From 1960 to 1964 Soyinka was co-editor of Black Orpheus, an important literary journal. From 1960 onward he taught literature and drama and headed theatre groups at various Nigerian universities, including those of Ibadan, Ife, and Lagos. After winning the Nobel Prize, he also was sought after as a lecturer, and many of his lectures were published—notably the Reith Lectures of 2004, as Climate of Fear (2004).

Though he considered himself primarily a playwright, Soyinka also wrote the novels The Interpreters (1965), Season of Anomy (1973), and Chronicles from the Land of the Happiest People on Earth (2021), the latter of which drew particular praise for its satirical take on corruption in Nigeria. His several volumes of poetry included Idanre, and Other Poems (1967) and Poems from Prison (1969; republished as A Shuttle in the Crypt, 1972), published together as Early Poems (1998); Mandela’s Earth and Other Poems (1988); and Samarkand and Other Markets I Have Known (2002).

October 16, 1986: Newly nominated Nobel literature prize, Nigerian author Wole Soyinka, answers newsmen in front of Paris’ UNESCO building on in Paris shortly after he was told of his prize. “It cannot be just a political gesture; I have not been in trouble or in jail for a great many years now,” the 52-year-old poet, novelist, critic, & playwright told reporters in Paris, where he was tracked down at UNESCO headquarters. “I see it more as a historical gesture,” he said. “I feel very fortunate I was selected for this.”

His verse is characterized by a precise command of language and a mastery of lyric, dramatic, and meditative poetic forms. He wrote a good deal of Poems from Prison while he was jailed in 1967–69 for speaking out against the war brought on by the attempted secession of Biafra from Nigeria. The Man Died (1972) is his prose account of his arrest and 22-month imprisonment. Soyinka’s principal critical work is Myth, Literature, and the African World (1976), a collection of essays in which he examines the role of the artist in the light of Yoruba mythology and symbolism. Art, Dialogue, and Outrage (1988) is work on similar themes of art, culture, and society. He continued to address Africa’s ills and Western responsibility in The Open Sore of a Continent (1996) and The Burden of Memory, the Muse of Forgiveness (1999).

Portrait of author Wole Soyinka w. cigar in hand.

Soyinka was the first Black African to be awarded the Nobel Prize for Literature.
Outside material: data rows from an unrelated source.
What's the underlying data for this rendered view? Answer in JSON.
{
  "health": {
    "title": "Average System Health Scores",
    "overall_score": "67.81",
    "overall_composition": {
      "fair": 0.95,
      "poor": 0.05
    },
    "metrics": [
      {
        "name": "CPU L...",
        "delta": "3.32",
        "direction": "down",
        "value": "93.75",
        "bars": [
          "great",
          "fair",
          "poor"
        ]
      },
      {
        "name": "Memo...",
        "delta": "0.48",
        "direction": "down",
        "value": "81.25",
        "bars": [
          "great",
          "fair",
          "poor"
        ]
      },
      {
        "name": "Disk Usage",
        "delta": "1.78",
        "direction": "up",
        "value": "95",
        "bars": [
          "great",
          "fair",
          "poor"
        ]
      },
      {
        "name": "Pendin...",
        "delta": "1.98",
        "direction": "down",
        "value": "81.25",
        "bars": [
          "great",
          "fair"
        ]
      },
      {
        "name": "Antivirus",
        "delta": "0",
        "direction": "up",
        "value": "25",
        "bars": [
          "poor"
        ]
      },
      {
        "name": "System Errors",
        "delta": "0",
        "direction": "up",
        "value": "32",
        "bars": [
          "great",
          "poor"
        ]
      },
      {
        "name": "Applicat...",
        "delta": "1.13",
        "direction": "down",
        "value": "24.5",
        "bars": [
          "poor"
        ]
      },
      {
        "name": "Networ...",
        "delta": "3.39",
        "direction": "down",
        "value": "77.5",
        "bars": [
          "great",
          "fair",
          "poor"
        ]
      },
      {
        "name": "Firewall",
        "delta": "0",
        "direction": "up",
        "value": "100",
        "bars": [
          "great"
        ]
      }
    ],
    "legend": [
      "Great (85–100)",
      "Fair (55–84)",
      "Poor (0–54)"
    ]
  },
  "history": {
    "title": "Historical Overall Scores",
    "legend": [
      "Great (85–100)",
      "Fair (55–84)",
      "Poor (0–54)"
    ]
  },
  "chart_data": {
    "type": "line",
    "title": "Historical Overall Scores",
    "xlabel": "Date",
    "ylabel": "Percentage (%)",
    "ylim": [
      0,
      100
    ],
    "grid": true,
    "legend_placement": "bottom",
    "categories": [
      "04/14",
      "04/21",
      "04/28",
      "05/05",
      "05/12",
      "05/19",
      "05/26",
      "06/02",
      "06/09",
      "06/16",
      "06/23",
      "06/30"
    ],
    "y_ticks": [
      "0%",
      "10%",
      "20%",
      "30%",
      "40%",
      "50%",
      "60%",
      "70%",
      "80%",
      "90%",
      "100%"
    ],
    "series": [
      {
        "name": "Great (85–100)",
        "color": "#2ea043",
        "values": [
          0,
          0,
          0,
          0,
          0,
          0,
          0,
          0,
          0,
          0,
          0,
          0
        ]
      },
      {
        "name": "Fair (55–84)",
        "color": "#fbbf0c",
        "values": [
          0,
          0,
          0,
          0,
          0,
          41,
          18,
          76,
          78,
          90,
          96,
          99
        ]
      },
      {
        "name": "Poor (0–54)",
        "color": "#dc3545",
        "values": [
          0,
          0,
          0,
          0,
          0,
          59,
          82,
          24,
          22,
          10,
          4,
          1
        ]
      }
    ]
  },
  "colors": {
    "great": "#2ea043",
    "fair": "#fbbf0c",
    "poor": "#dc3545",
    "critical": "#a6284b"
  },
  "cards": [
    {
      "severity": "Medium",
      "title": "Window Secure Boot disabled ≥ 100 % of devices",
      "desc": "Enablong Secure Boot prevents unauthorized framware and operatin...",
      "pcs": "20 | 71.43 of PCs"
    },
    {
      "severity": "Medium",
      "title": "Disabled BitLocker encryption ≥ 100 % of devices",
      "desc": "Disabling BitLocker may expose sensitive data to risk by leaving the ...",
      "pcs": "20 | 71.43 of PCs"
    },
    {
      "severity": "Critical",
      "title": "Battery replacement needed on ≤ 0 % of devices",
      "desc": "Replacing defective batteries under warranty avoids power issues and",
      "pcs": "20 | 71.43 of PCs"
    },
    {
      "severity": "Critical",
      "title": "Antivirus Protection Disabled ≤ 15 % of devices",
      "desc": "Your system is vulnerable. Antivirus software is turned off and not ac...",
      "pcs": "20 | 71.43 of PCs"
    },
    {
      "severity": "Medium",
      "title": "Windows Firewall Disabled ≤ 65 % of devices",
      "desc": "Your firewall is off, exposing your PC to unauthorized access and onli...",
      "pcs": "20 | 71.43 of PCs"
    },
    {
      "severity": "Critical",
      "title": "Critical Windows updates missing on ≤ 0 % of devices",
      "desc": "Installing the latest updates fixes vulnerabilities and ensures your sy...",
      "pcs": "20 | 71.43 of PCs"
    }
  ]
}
An autobiography, Aké: The Years of Childhood, was published in 1981 and followed by the companion pieces Ìsarà: A Voyage Around Essay (1989) and Ibadan: The Penkelemes Years: A Memoir, 1946–1965 (1994). In 2006 he published another memoir, You Must Set Forth at Dawn. From 2005–06 Soyinka served on the Encyclopædia Britannica Editorial Board of Advisors.

Soyinka was long a proponent of Nigerian democracy. His decades of political activism included periods of imprisonment and exile, and he founded, headed, or participated in several political groups, including the National Democratic Organization, the National Liberation Council of Nigeria, and Pro-National Conference Organizations (PRONACO). In 2010 Soyinka founded the Democratic Front for a People’s Federation and served as chairman of the party.

Chronicles From the Land of the Happiest People on Earth, Soyinka’s first novel in nearly 50 years.